Tourist trade sought In Iowa, which in 1989 became the first state to legalize riverboat gambling in over a century, Bernard Goldstein's 1,000-passenger paddlewheelers take either the northern route off Muscatine, Bettendorf, and Clinton, or go the southern route to the historic riverfronts of Burlington, Keokuk, and Fort Madison. "In Iowa the idea is to make it more of a recreational trip. The visitors, we hope, are primarily tourists rather than hard-core gamblers," says George Koenigsaecker, Iowa commissioner for the National Heritage Corridor Study Commission, a group that is conducting a study of the Mississippi Corridor. John Connelly owns a fleet of river excursion boats in St. Louis. His Belle of St. Louis will be converted to a gambling boat if Missouri citizens pass the riverboat gambling bill by public referendum in November 1992. Riverboat gambling has met with opposition from people like Rev. Vinson, who says he's against it, not only on religious grounds, but because it's "bad economics. There are not reliable estimates on the revenue riverboat gambling is going to produce. "Every machine has a computer chip in it sealed by the state gaming board," he adds. "The ratio is 80 cents to a dollar. ... Most people will lose." "It is not going to help the economy of these areas except in a very local way," says William Thompson, professor of management at the University of Nevada, Las Vegas. "It might help a little down around the dock. But it is not going to help the big cities; it is not going to help the state, and it is not going to help the region," he predicts. "And the reason for that is the people gambling are from the region; they are coming from within driving distance. They are gambling local money - regional money. "Las Vegas works economically because people that come to Las Vegas come from all over the nation - all over the world," Professor Thompson adds.

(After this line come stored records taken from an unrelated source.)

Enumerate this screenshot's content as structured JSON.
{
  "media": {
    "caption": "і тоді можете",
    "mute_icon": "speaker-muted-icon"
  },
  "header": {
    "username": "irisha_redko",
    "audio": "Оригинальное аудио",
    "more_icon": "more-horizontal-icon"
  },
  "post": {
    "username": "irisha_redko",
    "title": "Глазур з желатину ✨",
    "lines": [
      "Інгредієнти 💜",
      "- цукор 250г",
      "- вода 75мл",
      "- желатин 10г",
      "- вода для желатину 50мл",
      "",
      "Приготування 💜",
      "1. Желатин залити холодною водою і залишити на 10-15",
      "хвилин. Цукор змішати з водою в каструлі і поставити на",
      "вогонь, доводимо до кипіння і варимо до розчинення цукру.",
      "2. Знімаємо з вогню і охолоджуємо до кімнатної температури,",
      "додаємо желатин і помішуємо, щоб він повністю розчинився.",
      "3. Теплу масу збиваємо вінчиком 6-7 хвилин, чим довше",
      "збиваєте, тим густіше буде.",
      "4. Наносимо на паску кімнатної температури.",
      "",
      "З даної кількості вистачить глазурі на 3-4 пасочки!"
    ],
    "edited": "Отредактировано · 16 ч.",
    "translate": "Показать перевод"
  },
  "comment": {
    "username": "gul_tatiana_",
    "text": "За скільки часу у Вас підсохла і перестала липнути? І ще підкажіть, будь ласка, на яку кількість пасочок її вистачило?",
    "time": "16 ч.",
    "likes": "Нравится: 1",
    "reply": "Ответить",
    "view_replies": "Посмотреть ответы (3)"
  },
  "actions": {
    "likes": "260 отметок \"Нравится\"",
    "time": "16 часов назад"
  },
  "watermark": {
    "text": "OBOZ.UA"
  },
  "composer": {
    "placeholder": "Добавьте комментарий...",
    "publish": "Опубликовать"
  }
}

Iowa revenue details In Iowa the year-to-date riverboat revenue for the week ending Oct. 20 was $52,851,708 for Iowa's boats. Each boat is taxed 5 percent of YTD adjusted gross revenues on amounts up to $1 million; 10 percent on the next $1,000,001 to $3 million; 20 percent on amounts over $3 million. The tax to the city treasurer is half of 1 percent of gross revenues; the tax to the county treasury is also half of 1 percent; the tax to the Gamblers Assistance Fund is 3 percent; the tax to the state general fund is the re mainder. Today, public interest in and a new awareness of America's heartland river is emerging, somewhat in the manner it did during the 1850s when Mark Twain rode the river as a steamboat pilot, and crowds gathered at the wharf in the port towns whenever they heard the cry "Steamboat's a comin." But the attraction is often not gambling. Sheri Conner, singer and entertainer on the Mississippi Queen puts it this way: "I think what we try to create is the ambience and nostalgia of the steamboat era and the music that grew up on the river. And our passengers and most of the people who come to see us come for this romance and nostalgia. I think that the casino atmosphere is not really what they are looking for or expect at all." "This is not an inexpensive cruise," commented one traveler debarking from the Mississippi Queen in New Orleans. "We took the whole thing from Louisville down to New Orleans, and had there been gambling on this ship we would not have taken it," she explained.